Au milieu du cliquetis rythmique des métiers à tisser traditionnels en bois, les artisans d'un atelier de la campagne burkinabé filent du coton teint à l'indigo pour en faire de grandes longueurs de tissu, destinées aux costumes modernes conçus par le plus grand couturier du pays.
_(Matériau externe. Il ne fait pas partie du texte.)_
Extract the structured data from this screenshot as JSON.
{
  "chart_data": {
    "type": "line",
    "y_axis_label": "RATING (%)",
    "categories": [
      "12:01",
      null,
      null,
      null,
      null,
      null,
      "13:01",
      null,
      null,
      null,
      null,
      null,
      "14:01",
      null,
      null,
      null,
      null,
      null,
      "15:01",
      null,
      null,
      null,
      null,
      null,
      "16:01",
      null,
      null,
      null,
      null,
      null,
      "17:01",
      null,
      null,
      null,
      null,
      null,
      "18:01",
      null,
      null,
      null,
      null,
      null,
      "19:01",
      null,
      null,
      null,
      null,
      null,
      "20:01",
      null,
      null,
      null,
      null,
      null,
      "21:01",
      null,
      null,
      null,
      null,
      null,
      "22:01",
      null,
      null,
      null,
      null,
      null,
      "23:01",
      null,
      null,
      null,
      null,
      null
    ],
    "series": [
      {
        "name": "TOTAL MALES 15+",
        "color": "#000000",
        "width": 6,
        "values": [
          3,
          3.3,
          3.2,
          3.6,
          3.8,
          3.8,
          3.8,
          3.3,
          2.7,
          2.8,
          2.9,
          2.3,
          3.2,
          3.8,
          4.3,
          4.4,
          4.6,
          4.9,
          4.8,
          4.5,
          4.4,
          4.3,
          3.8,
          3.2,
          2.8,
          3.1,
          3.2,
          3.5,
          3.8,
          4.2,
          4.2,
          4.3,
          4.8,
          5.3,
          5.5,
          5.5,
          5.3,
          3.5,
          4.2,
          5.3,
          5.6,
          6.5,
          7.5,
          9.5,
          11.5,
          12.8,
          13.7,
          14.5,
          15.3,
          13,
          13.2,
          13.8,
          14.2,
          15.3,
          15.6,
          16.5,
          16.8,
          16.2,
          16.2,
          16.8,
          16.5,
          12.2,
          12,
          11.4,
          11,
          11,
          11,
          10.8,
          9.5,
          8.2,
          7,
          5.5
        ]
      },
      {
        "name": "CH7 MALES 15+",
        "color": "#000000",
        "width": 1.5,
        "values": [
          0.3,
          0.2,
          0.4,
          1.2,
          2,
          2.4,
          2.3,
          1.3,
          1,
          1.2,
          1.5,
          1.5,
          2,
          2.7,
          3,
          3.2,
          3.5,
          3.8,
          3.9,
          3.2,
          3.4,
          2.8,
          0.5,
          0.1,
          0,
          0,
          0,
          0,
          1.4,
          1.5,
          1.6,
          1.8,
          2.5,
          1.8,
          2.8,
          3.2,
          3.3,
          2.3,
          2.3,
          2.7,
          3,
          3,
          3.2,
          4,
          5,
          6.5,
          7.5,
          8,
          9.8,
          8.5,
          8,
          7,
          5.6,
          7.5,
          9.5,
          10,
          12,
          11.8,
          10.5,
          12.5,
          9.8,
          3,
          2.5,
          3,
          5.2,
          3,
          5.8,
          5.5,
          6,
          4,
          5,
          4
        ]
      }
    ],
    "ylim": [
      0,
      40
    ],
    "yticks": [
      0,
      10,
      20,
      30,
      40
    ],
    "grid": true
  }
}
Il y a vingt ans, le couturier François Yameogo, basé à Paris, est retourné dans son pays natal, le Burkina Faso, pour y construire un atelier spécialisé dans la fabrication du Faso Danfani, le tissu traditionnel du pays, destiné à la confection de ses célèbres manteaux de sport indigo. Cet atelier est aujourd'hui au cœur d'une résurgence du Faso Danfani, après qu'un récent décret des chefs militaires du pays a fait de ce tissu tissé à la main la tenue officielle de l'État, imposant son utilisation lors des cérémonies officielles et dans les uniformes scolaires. "Nous avons été inondés de produits de friperie... (mais) notre coton est pur", a déclaré M. Yameogo, assis derrière un établi encombré dans son magasin, à environ 100 km à l'ouest de la capitale Ouagadougou. "C'est à nous de le valoriser et de l'utiliser". L'économie de ce pays d'Afrique de l'Ouest repose en grande partie sur son industrie du coton, souvent qualifiée d'"or blanc", pour les possibilités d'emploi et les recettes d'exportation. Mais l'importation de vêtements usagés en provenance de pays plus riches offre des alternatives peu coûteuses aux matériaux produits localement, ce qui a pour effet de les exclure du marché.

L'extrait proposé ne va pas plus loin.